E não para servir de palco para pessoas e programas que desdenham da pandemia, das recomendações científicas e adotam atitudes de intolerância, preconceito, negacionismo, que influenciam outras centenas de pessoas, levando-as a não observar as regras mínimas de isolamento e uso de máscara.

Cabe perguntar:

Quantas pessoas, influenciadas pelo negacionismo de muitos apresentadores, exposto midiaticamente, decidiram visitar seus parentes nas festas de fim de ano?

Quantas não se contaminaram ou contaminaram outras pessoas com a negativa do uso de máscara?

Isso sem contar as pessoas que trabalham diretamente com esses comunicadores – quantas delas podem ter se contaminado?

Stanley, indivíduo, ser vítima do próprio negacionismo não é da minha conta. Foi a escolha dele como sujeito autônomo.

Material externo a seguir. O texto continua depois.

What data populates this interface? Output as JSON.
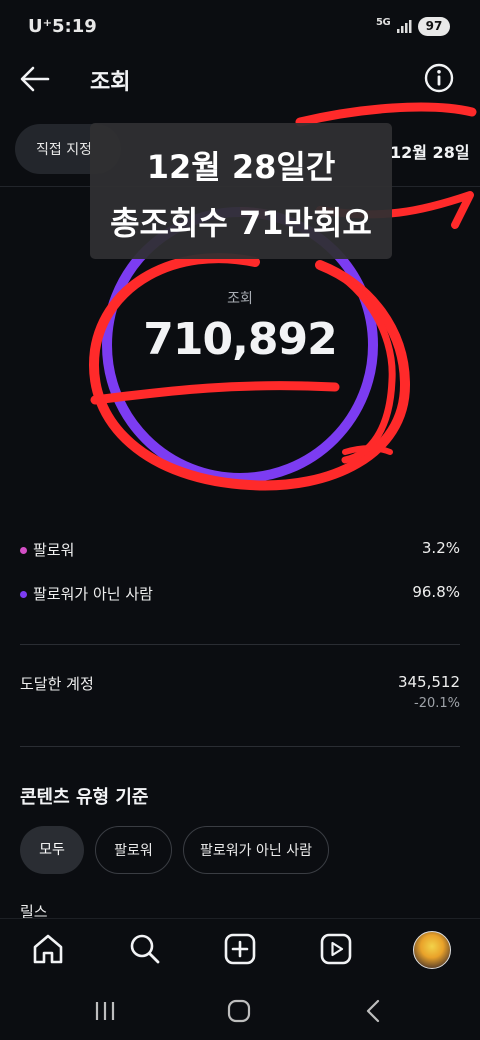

Stanley, comunicador de um programa de uma TV aberta, influenciar outras pessoas a adotarem atitudes que colocam a sociedade em risco é, sim, da minha conta, da sua conta, da conta da comunidade.

Pra terminar a discussão sobre negacionistas e irresponsáveis em geral, vou deixar pra vocês uma história de fim de ano que eu gostaria muito que fosse ficção.

Um amigo querido e a família dele – pai, mãe e irmã – estão de quarentena e bem isolados desde o começo da pandemia, em março.

A irmã desse amigo é pessoa com deficiência e precisa de cuidados médicos frequentes em casa. O profissional que a atende achou que não tinha problema nenhum participar de uma festinha de Réveillon em família, com “pouca” gente, cerca de 15 pessoas, só parentes.

Passado o Ano Novo, continuou a cumprir seus compromissos de trabalho. E atendeu a irmã do meu amigo em casa.

Três dias depois, testou positivo para Covid. Na segunda-feira, dia 10/01, meu amigo descobriu que ele e a irmã estão com Covid. Ele tem sintomas leves, a irmã está internada.